Figlia di genitori portoricani, Ana entra al servizio degli Stati Uniti passando dalla porta del Dipartimento di Giustizia. Lavora su documenti scottanti, sempre meno in sintonia con la politica statunitense nell'America Latina. Detesta quello che Reagan sta facendo in Nicaragua e parteggia per i sandinisti. Nel 1984 la svolta: viene messa a libro paga da Fidel Castro.
Dopo pochi mesi, Ana Montes accetta un lavoro alla Dia. Non ha cambiato idea sul governo americano. Cerca solo più accesso alle carte che contano. Inizia la scalata che la porterà nell'olimpo degli analisti. La chiamano la “regina di Cuba”. Per 16 anni farà il doppiogioco per l'Avana.
Atención! Atención! 7887 kHz
Ana Montes finisce di lavorare nel tardo pomeriggio. Raggiunge il suo appartamento di Washington, su Macomb Street. Inizia il suo secondo turno, al soldo dei cubani. Ha un pacchetto di floppy, da riempire di materiale segreto per l’intelligence castrista. Una frequenza sui cui sintonizzarsi, sui 7887 kHz.

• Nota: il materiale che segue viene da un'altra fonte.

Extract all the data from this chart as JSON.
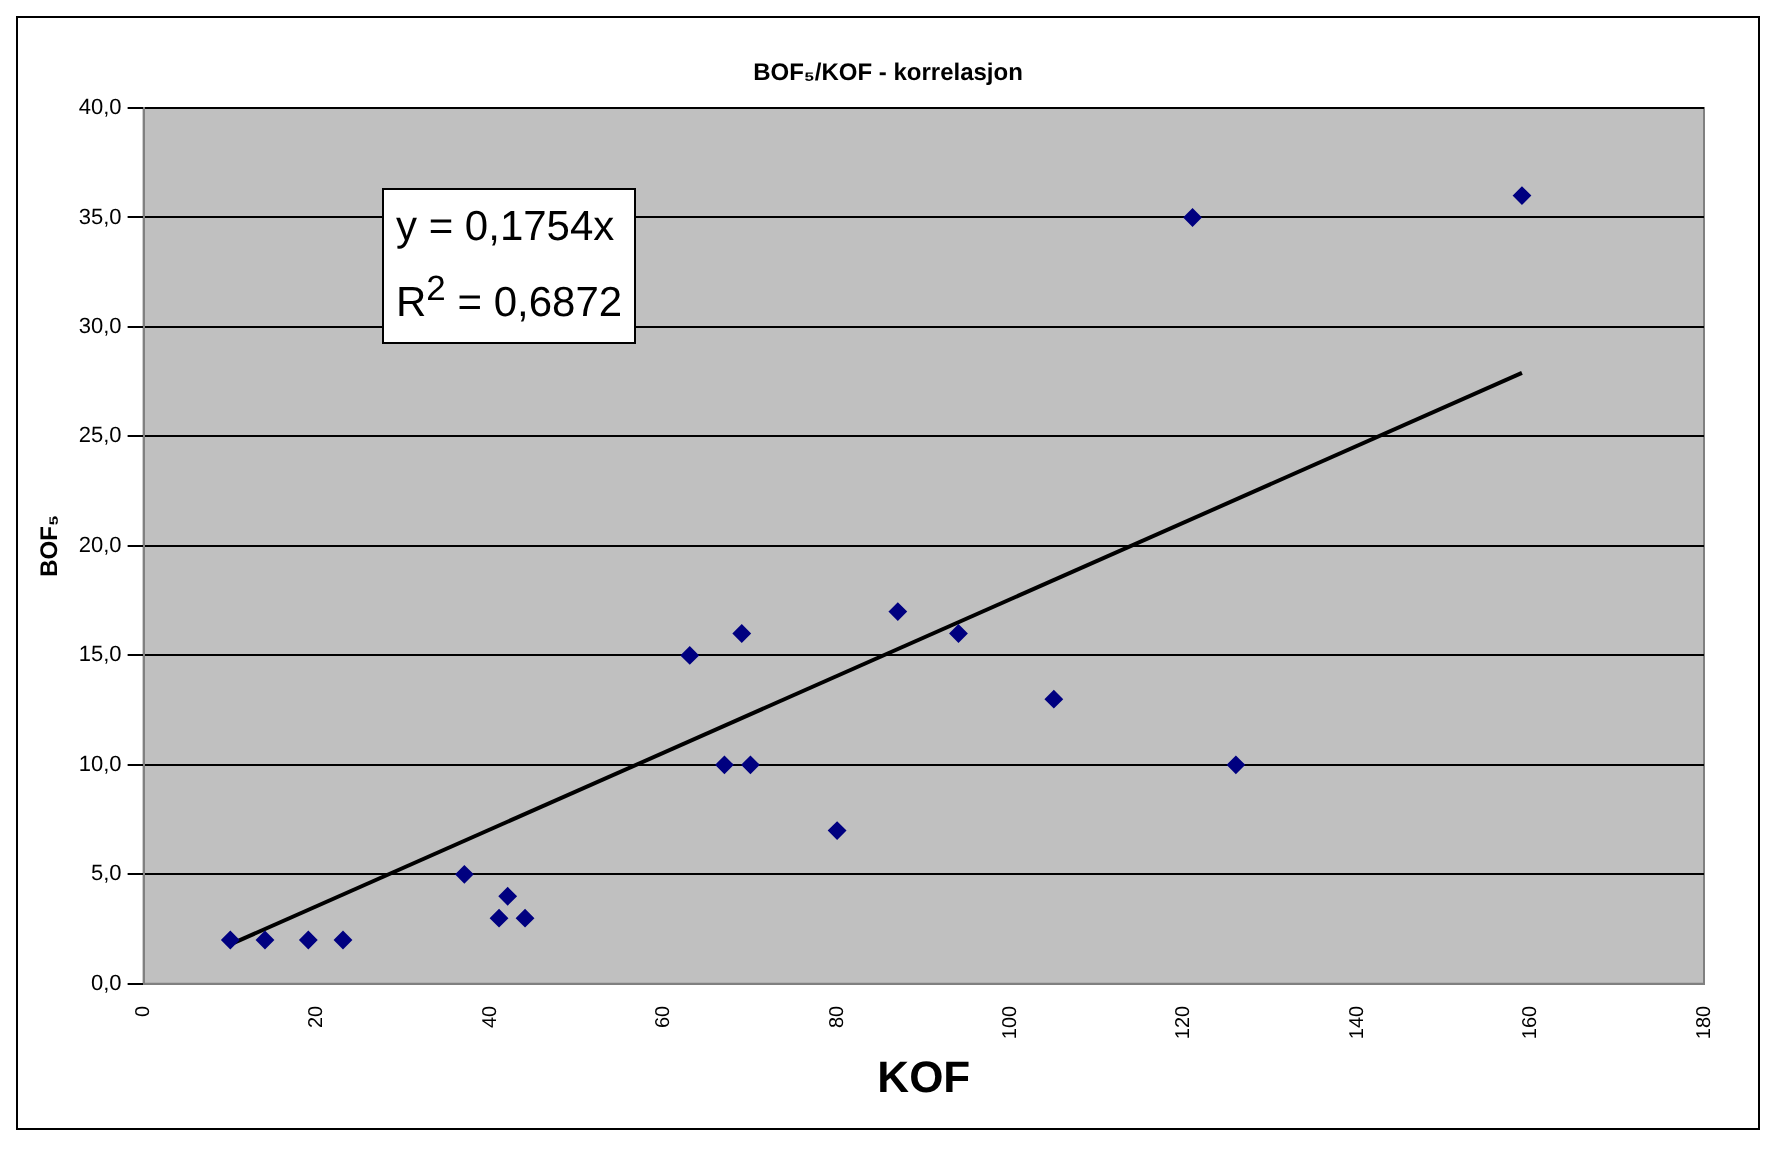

Il messaggio inizia sempre allo stesso modo. “Atención! Atención!”. Al richiamo segue una sequenza di 150 numeri, che interrompe il silenzio dell’etere. cifre che la Montes batte su un pc, perché siano decifrate da un programma installato dai cubani.
Per anni passa informazioni che finiscono sull’isola di Cuba. Si isola da tutti, anche dalla famiglia. La sorella Lucy, agente del Fbi, nel momento più alto della sua carriera è chiamata a indagare su una rete di spie castriste, il Wasp.
Ana Montes, analista americana della DIA, spia per Fidel Castro
Capisce che qualcosa non va, che Ana è sempre più sola. Ma non sospetta un granché.
Nel 2001 la Montes viene smascherata. Pochi giorni dopo l’attacco alle Torri Gemelle, la rete tesa dal Fbi si stringe su di lei. Il 21 settembre viene accusata di spionaggio. Per 16 anni è riuscita a farla franca, basandosi su un sistema creato ai tempi della guerra fredda, intramontabile.
Missione Pyongyang, le numbers station sul 38esimo parallelo
Dodici anni dopo, diversi chilometri più in là. Oltre il confine che divide Seul e Pyongyang, al di là del parallelo della discordia, le numbers radio continuano a trasmettere le loro sequenze.
I radioamatori la chiamano stazione V24. Appare, scompare, su frequenze che variano: la 4900, la 5115, la 6215, la 6310. Qualche nota di una canzona popolare nordcoreana, poi i gruppi di cifre. Un messaggio. Destinato alle spie di Seul, in missione al Nord? Ufficialmente, nessuno lo confermerà mai.